Re: Questions about the patch 054aa8d439b9 ("fget: check that the fd still exists after getting a ref to it")

From: Jann Horn
Date: Mon Jan 10 2022 - 04:09:59 EST


On Wed, Dec 22, 2021 at 11:32 AM libaokun (A) <libaokun1@xxxxxxxxxx> wrote:
> > From: Linus Torvalds <torvalds@xxxxxxxxxxxxxxxxxxxx>
> > Date: Wed, 1 Dec 2021 10:06:14 -0800
> > Subject: fget: check that the fd still exists after getting a ref to it
> >
> > Jann Horn points out that there is another possible race wrt Unix domain
> > socket garbage collection, somewhat reminiscent of the one fixed in
> > commit cbcf01128d0a ("af_unix: fix garbage collect vs MSG_PEEK").
> >
> > See the extended comment about the garbage collection requirements added
> > to unix_peek_fds() by that commit for details.
> >
> > The race comes from how we can locklessly look up a file descriptor just
> > as it is in the process of being closed, and with the right artificial
> > timing (Jann added a few strategic 'mdelay(500)' calls to do that), the
> > Unix domain socket garbage collector could see the reference count
> > decrement of the close() happen before fget() took its reference to the
> > file and the file was attached onto a new file descriptor.
>
> I analyzed this CVE and tried to reproduce it.
>
> I guess he triggered it like the stack below.
>
>
> close_fd |
> pick_file |
> | __fget_files
> file = files_lookup_fd_rcu(files, fd); |
> |
> rcu_assign_pointer(fdt->fd[fd], NULL);
> filp_close |
> fput |
> | get_file_rcu_many // ned ref>=1
> fput_many(file, 1); |
> file_free(file); |
> | return file
> | // read-after-free

The race is more complicated than that; you also need to add unix_gc()
to the race.
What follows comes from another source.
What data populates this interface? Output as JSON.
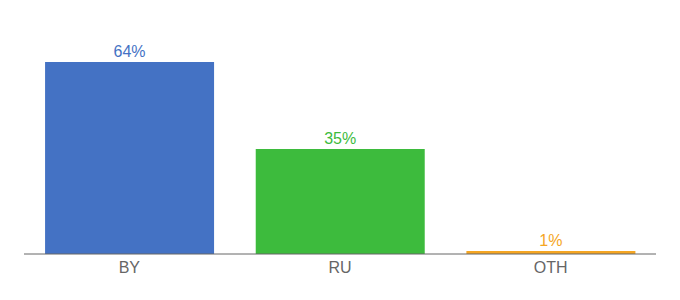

And if you want to get to memory corruption, you need one
or two more races involving unix_stream_read_generic() on top of that.

> If you want to successfully execute the get_file_rcu_many function,
>
> the reference counting of the file is greater than or equal to 1 and
>
> is greater than or equal to 2 after the execution.
>
> However, close releases only one reference count and does not release
> the file,
>
> so read-after-free does not occur. So how is the race triggered here?

This bug does not lead to a UAF of the file, it leads to a locking
inconsistency between the unix stream read path and the GC.

> The question has been pondered for a long time without any results.
>
> Could I get more details (e.g. reproduction methods or stacks) from you ?

See https://bugs.chromium.org/p/project-zero/issues/detail?id=2247 for
the original bug report. I'm also working on a more detailed blog
post, but that isn't finished yet.